Todd Fredrickson of Fisher & Phillips LLP recently spoke on this topic at the recent Colorado Restaurant Show during his session title “Sex, Drugs and Tip Pooling” (a title he admittedly chose to pique interest and get butts in the seats—it worked). Creating a safe environment is one you should do simply because it’s the right thing to do. But,if ethics alone won’t get you there, then consider your pocketbook. Title VII violations can come with hefty court costs, lawyer fees, and damages.
Do I have your attention now? Let’s get started:
1. Create, Post, Distribute and Communicate an Anti-Discrimination Policy
First things first, you need a printed Anti-Discrimination and Harassment Policy. If you’re starting from scratch, first do a search online for a basic template that you can work from (it’ll save you a lot of time). Having a clear policy in place outlines your stance on what is considered appropriate and inappropriate behavior, and can protect yourself should the case go to court. Consider a zero-tolerance policy on anything to do with Title VII violations.
That said, simply having a policy in place isn’t enough. Be sure to print and distribute copies of your policy. Fredrickson strongly recommends having employees sign a receipt of acknowledgement stating that they’ve received one. Also post your policy in a public location (like a bulletin board in the breakroom) so employees always have access to it.

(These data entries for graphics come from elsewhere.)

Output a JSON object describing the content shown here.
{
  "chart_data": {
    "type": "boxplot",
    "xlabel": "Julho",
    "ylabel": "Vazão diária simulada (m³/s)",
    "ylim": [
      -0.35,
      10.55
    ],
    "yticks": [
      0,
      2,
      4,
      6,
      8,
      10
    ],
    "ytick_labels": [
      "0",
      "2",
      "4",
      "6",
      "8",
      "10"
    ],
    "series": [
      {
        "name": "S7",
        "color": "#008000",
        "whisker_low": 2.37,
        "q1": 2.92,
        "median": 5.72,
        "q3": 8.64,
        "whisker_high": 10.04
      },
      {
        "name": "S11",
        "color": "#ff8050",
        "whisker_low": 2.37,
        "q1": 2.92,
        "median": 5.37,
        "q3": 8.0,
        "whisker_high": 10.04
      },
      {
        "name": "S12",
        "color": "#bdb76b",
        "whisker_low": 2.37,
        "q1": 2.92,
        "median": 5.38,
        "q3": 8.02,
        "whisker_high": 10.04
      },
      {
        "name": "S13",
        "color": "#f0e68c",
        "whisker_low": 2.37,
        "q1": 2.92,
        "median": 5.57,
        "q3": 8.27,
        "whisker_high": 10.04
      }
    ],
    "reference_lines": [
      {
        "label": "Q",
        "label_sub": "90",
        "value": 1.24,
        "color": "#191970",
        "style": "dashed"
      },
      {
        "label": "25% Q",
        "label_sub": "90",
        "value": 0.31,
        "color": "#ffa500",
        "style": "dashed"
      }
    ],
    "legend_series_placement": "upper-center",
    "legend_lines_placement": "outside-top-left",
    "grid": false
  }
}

Communicating your policy to employees is more than just making it available. Consider annual or semi-annual group and individual policy reviews to ensure that all employees are aware of what is considered acceptable and unacceptable behavior. One-on-one meetings ensure that employees have the opportunity to discuss concerning issues with you. Conduct regular training with managers on the policy so they know what signs to look for and how to act accordingly when presented with a complaint.

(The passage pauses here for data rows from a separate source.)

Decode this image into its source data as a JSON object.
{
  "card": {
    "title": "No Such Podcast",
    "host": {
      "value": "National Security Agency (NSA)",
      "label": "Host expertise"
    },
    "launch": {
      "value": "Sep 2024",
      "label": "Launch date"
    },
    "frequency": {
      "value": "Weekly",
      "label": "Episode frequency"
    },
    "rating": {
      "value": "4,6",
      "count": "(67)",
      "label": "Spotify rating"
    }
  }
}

2. Take Complaints Seriously and Conduct a Prompt Investigation
One of the worst things you can do when facing an allegation of harassment is to ignore it. Not only would I question your moral compass, but this behavior can open you up to liability in court. When faced with any complaint, take it seriously, no matter how valid you think the complaint is. In fact, countless studies have proven that only 2-6% of all allegations reported are proven to be false. Conduct interviews with the accuser and accused (separately), and any other character witnesses who might have more information to share. Keep your investigation confidential, and once you’ve reached a conclusion communicate the course of action to your accuser and accused (separately). If you find that harassment has indeed occurred, take steps tailored to that situation. Frederickson stresses that while termination is not required, be careful of minimizing the consequences that might appear to trivialize the situation.
3. Enforce Your Policy
“Say what you do and do what you say.”
It’s a little ridiculous that this needs to be stated, but given industry leaders like restaurant owners, chefs, producers and news anchors seemingly condemn this behavior on camera only to be guilty of it for decades makes one seriously question their integrity. (Seriously Lauer, how did you criticize those guilty of harassment all these years with a straight face?)
Creating a safe environment where harassment isn’t tolerated starts with you. Treat employees respectfully and shut down any behavior or attitudes that aren’t in line with your company policies. It really just boils down to one simple rule: Just don’t be an asshole, OK?